Data-driven cross-validation to identify novel therapeutic targets in a diverse range of human diseases

Abstract

A common experimental output in biomedical science is a list of genes implicated in a given biological process or disease. Gene lists resulting from a group of studies answering the same, or similar, questions can be combined by ranking aggregation methods to find a consensus or a more reliable answer. In this thesis, a new algorithm called Meta-Analysis by Information Content (MAIC) was refined to deal with the ranking aggregation problem for gene lists with various realistic data features, including the mix of ranked and unranked lists, various noise levels and heterogeneity of quality.
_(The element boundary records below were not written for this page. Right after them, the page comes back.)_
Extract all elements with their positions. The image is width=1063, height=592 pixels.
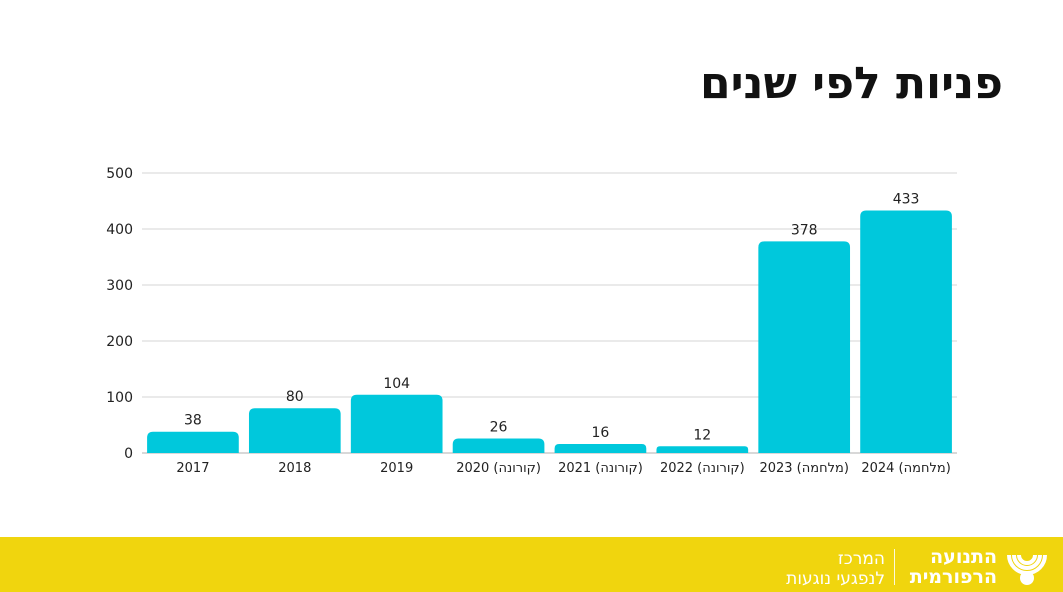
data-label: 104 [383,376,410,392]
data-label: 38 [184,413,202,429]
bar [758,241,851,453]
x-tick-label: 2017 [176,461,209,476]
footer-bar: המרכז לנפגעי נוגעות התנועה הרפורמית [0,537,1063,592]
data-label: 26 [490,419,508,435]
reform-movement-logo-icon [1007,554,1047,585]
y-tick-label: 0 [124,446,133,462]
org-name: התנועה הרפורמית [910,547,997,587]
center-name-line1: המרכז [837,549,885,569]
bar [656,446,749,453]
bar [147,431,239,453]
x-tick-label: 2024 (מלחמה) [861,461,950,476]
x-tick-label: 2023 (מלחמה) [759,461,848,476]
center-name-line2: לנפגעי נוגעות [786,569,885,589]
bar [350,394,443,453]
footer-divider [894,549,895,585]
org-name-line2: הרפורמית [909,566,997,588]
page-title: פניות לפי שנים [699,58,1003,109]
y-tick-label: 200 [106,334,133,350]
data-label: 80 [286,389,304,405]
x-tick-label: 2018 [278,461,311,476]
data-label: 378 [791,222,818,238]
data-label: 16 [592,425,610,441]
y-tick-label: 400 [106,222,133,238]
center-name: המרכז לנפגעי נוגעות [786,549,885,589]
bar [452,438,545,453]
bar [554,444,647,453]
data-label: 433 [893,192,920,208]
bar-chart: 0 100 200 300 400 500 38 2017 80 2018 104 2019 26 202… [106,166,957,476]
data-label: 12 [693,427,711,443]
bar [248,408,341,453]
x-tick-label: 2019 [380,461,413,476]
x-tick-label: 2022 (קורונה) [660,461,745,476]
y-tick-label: 100 [106,390,133,406]
y-tick-label: 500 [106,166,133,182]
y-tick-label: 300 [106,278,133,294]
bar [860,210,952,453]
x-tick-label: 2020 (קורונה) [456,461,541,476]
org-name-line1: התנועה [930,546,997,568]
x-tick-label: 2021 (קורונה) [558,461,643,476]
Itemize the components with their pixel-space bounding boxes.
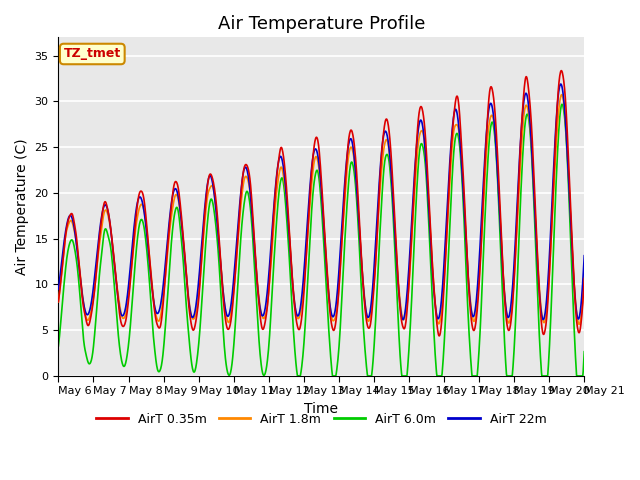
Title: Air Temperature Profile: Air Temperature Profile bbox=[218, 15, 425, 33]
Y-axis label: Air Temperature (C): Air Temperature (C) bbox=[15, 138, 29, 275]
Text: TZ_tmet: TZ_tmet bbox=[63, 48, 121, 60]
X-axis label: Time: Time bbox=[305, 402, 339, 416]
Legend: AirT 0.35m, AirT 1.8m, AirT 6.0m, AirT 22m: AirT 0.35m, AirT 1.8m, AirT 6.0m, AirT 2… bbox=[92, 408, 551, 431]
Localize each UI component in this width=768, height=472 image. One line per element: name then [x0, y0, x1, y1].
Then, to explore the mathematical meaning of MAIC results and potential improvements, we compared an expectation-maximization (EM) algorithm and a Blocked Gibbs method with MAIC. Since the properties of a dataset can influence the performance of an algorithm, evaluating a ranking aggregation method on a specific type of data before using it is required to support the reliability. Such evaluation on genomic data is usually based on a simulated database because of the lack of a known truth for real data. However, simulated datasets tend to be too small compared to experimental data and neglect key features, including heterogeneity of quality, relevance and the inclusion of unranked lists. In this thesis, two versions of stochastic generative models were proposed to emulate real genomic data, with various heterogeneity of quality, noise level, and a mix of unranked and ranked data. A group of existing methods and their variations which are suitable for meta-analysis of gene lists are implemented based on existing code and compared using simulated and real data. In addition to the evaluation with simulated data, a comparison using real genomic data on the SARS-CoV-2 virus, cancer (NSCLC), and bacteria (macrophage apoptosis) was performed.We summarise our evaluation results in terms of a simple flowchart to select a ranking aggregation method for genomic data. Some ranking aggregation methods can accept the clustering of sources as additional input to deal with the common bias of specific types of sources. A clustering validation method is proposed in this thesis to help assign categories to sources.